2) a crítica em apreço ilustra como algo mais do que a informação e a erudição, é necessário para habilitar ao estudioso a fazer uso sociológico dos conhecimentos sociológicos ou, em outras palavras, para a prática da redução sociológica;

3) pressupõe a referida crítica falsa noção das relações entre teoria e prática no domínio do trabalho científico, e assim tende a hipostasiar a disciplina sociológica, tornando-a um conhecimento superprivilegiado (RAMOS, 1996, p. 16). [178]

Ainda comentando o referido artigo de Florestan, áspero, Guerreiro Ramos qualifica-o como "documento de ideologia de professor de sociologia no Brasil" e aponta os principais traços dessa ideologia: o "provincianismo" e o "bovarismo". Provincianismo, pois como "típico sociólogo convencional" procuraria garantir uma pureza do trabalho sociológico e livrá-lo de "deformações "filosóficas"",[179] tornando a sociologia uma "disciplina de escoteiros", já que os critérios da ciência não poderiam ser "livrescos ou institucionais", mas teriam "de ser procurados na estreita relação entre teoria e prática", tal pureza seria manifestação de um "solipsismo sociológico [que] só atende interesses extracientíficos da burocracia parasitária, gerada pela prematura institucionalização do ensino da sociologia"; já o "bovarismo" consistiria em "extremar a distância entre o mundo dos sociólogos e dos "leigos", ao ponto de considerá-los cindidos", levando à radical distinção entre "cientistas e leigos" e fazendo da sociologia um proselitismo, quando a vocação desta seria tornar-se um "saber vulgarizado" (RAMOS, 1996, p. 26-9). Para Guerreiro Ramos, a sociologia deveria destituir-se de qualquer caráter elitista e constituir-se em uma forma de consciência, sobretudo de autoconsciência social, requisito para a superação dos limites que impediriam o desenvolvimento.

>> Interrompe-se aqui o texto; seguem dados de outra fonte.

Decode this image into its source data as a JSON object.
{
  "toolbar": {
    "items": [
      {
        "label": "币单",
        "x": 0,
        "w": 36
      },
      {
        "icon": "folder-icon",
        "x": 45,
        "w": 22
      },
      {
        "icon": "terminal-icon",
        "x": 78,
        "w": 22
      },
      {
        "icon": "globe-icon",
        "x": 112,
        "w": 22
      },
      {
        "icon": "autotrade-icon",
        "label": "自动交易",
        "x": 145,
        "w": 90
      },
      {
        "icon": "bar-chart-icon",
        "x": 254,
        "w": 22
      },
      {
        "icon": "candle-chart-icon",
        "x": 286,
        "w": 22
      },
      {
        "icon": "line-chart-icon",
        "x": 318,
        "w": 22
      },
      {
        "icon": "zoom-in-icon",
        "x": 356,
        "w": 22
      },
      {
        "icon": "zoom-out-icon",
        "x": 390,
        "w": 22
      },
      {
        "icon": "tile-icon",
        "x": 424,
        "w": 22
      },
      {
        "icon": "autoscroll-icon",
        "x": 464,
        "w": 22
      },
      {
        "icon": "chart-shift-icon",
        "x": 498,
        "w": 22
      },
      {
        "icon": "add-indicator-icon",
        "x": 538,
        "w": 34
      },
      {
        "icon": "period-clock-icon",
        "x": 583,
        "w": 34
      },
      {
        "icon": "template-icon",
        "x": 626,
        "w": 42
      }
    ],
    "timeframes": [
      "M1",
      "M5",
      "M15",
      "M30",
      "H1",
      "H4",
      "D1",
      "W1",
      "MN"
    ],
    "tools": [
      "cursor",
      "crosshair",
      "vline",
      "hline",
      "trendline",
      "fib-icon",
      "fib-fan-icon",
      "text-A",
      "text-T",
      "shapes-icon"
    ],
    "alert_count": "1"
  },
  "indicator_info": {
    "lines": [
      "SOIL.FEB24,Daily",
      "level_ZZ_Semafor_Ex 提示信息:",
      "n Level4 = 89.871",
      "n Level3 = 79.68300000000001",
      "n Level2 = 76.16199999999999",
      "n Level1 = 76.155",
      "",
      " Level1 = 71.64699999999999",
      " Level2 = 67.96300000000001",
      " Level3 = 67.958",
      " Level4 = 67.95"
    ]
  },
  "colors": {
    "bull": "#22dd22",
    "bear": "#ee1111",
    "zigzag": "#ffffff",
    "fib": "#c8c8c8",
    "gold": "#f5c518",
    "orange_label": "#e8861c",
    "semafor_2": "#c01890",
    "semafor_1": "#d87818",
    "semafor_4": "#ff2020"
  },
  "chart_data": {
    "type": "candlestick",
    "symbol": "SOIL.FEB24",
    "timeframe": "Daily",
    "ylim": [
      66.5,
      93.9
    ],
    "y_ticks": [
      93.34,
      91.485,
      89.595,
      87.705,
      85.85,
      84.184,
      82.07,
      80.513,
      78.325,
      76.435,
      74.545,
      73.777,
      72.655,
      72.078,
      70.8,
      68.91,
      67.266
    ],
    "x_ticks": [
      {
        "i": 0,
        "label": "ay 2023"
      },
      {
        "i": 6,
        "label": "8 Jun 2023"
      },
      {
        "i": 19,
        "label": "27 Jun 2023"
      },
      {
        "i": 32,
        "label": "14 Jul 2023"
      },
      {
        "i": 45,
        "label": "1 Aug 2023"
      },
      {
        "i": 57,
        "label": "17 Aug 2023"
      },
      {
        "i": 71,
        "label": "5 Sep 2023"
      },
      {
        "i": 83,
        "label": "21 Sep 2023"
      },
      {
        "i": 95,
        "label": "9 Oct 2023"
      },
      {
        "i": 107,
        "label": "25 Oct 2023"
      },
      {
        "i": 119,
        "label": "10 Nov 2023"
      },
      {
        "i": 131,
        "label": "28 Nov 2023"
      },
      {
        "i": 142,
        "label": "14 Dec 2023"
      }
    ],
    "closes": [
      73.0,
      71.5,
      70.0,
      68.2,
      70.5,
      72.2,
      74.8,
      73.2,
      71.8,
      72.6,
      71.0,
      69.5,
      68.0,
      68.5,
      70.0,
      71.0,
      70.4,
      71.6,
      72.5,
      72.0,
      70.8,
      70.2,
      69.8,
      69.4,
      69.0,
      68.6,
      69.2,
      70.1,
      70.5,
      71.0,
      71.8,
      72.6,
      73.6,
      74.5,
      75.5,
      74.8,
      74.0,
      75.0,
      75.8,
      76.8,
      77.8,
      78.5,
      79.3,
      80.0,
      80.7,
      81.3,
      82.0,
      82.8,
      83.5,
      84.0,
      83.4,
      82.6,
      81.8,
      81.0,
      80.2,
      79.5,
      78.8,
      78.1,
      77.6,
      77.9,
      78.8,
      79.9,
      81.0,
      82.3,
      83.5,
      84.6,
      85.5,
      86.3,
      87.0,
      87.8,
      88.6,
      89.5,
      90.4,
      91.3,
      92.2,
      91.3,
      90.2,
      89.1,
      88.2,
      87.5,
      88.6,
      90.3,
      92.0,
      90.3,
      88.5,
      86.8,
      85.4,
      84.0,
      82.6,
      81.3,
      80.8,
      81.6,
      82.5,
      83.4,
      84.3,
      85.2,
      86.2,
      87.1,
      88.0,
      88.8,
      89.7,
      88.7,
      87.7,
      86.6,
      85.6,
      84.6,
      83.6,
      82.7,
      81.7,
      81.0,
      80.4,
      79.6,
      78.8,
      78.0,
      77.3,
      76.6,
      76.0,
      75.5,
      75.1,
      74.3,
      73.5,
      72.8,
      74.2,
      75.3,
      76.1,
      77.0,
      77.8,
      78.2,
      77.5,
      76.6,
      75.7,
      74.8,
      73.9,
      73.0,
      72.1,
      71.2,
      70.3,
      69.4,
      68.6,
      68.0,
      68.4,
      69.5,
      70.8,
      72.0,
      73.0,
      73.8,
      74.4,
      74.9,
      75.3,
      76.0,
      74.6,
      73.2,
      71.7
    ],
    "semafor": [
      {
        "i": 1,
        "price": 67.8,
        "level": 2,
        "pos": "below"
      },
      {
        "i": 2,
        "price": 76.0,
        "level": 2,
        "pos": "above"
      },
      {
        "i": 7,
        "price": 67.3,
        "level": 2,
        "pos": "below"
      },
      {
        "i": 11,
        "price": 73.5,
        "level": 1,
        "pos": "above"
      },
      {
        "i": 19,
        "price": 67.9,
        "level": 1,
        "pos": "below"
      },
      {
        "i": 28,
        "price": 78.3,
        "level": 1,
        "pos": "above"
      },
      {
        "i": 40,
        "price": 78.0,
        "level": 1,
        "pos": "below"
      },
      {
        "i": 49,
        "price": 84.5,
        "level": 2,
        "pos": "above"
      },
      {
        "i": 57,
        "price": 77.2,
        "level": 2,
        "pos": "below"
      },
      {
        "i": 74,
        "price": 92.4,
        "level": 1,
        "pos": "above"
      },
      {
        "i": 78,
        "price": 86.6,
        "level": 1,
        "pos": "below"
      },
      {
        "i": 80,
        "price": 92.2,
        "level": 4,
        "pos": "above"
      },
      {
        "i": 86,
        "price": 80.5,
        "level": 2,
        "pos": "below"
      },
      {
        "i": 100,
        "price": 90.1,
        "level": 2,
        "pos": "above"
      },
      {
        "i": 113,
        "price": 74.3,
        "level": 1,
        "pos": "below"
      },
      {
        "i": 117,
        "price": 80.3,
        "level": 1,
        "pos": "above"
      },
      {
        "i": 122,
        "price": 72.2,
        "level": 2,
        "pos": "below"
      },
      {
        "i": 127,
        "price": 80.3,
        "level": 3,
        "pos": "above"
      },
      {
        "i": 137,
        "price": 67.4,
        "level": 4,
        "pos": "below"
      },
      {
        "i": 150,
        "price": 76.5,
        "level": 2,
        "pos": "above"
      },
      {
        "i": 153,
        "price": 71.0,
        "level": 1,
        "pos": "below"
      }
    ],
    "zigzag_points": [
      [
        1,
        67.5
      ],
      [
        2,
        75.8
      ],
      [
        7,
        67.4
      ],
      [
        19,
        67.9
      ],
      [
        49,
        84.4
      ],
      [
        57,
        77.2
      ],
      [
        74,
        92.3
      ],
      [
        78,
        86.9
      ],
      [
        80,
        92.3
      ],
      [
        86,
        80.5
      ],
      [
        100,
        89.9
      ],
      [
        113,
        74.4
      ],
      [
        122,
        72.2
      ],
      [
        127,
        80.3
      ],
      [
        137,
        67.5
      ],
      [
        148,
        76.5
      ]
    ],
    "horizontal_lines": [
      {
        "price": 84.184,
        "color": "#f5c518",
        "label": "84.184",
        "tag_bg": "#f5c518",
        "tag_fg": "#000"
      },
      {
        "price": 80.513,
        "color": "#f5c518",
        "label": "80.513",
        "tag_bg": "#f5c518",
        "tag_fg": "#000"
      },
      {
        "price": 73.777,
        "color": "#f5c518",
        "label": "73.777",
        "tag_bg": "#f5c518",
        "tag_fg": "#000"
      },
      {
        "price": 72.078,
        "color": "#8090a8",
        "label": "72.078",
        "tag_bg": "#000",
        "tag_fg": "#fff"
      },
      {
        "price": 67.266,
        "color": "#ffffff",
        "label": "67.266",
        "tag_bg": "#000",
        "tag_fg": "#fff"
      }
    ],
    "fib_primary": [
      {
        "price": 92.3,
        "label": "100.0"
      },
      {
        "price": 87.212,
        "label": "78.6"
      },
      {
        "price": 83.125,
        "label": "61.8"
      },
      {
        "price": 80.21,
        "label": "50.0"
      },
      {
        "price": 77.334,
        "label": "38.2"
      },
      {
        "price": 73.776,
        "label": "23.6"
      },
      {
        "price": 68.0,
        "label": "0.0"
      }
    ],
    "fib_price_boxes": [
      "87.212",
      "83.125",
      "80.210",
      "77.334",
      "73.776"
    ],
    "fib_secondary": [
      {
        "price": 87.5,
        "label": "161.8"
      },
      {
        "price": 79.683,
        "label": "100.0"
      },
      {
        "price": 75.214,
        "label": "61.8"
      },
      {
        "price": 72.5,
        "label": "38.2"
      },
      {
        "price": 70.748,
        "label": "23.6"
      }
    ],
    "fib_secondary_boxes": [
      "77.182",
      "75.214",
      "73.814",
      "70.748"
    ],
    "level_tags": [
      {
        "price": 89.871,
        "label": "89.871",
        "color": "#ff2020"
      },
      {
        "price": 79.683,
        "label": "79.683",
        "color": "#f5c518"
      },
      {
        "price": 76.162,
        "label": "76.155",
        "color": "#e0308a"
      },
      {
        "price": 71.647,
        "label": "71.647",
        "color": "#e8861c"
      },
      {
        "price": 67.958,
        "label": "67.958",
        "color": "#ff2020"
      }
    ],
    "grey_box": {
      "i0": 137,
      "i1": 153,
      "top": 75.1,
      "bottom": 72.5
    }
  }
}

Por sua vez, num trabalho publicado em 1968 (Sociedade de classes e subdesenvolvimento), Florestan Fernandes volta à carga contra Guerreiro Ramos e afirma que o equívoco central das considerações deste se localizaria na própria concepção de sociologia que, ao pleitear um vínculo estrito com dada sociedade e uma irredutível especificidade histórico-social, acreditaria "que a própria natureza dos problemas sociológicos, a serem investigados, exige recursos conceptuais metodológicos e teóricos específicos e exclusivos", posição que converteria "o sociólogo em ideólogo e leva-o a ignorar ou a subestimar os requisitos da explicação científica e, até, o que torna o conhecimento científico verdadeiramente útil", assim, "a própria Sociologia que é posta em questão, pois ela seria, no fundo, a fonte de falsos problemas e de explicações mistificadoras" (FERNANDES, 1972b, p. 16). Observa, ao final, que mesmo considerando-se a sociologia um produto orgânico de uma cultura – como de certo modo Hans Freyer o fez – seria possível extrapolar e construir métodos e técnicas de uso universal. Desse modo, Florestan salva uma herança que também lhe seria própria e cerra fogo em Guerreiro Ramos (FERNANDES, 1972b, p. 17, grifos do autor).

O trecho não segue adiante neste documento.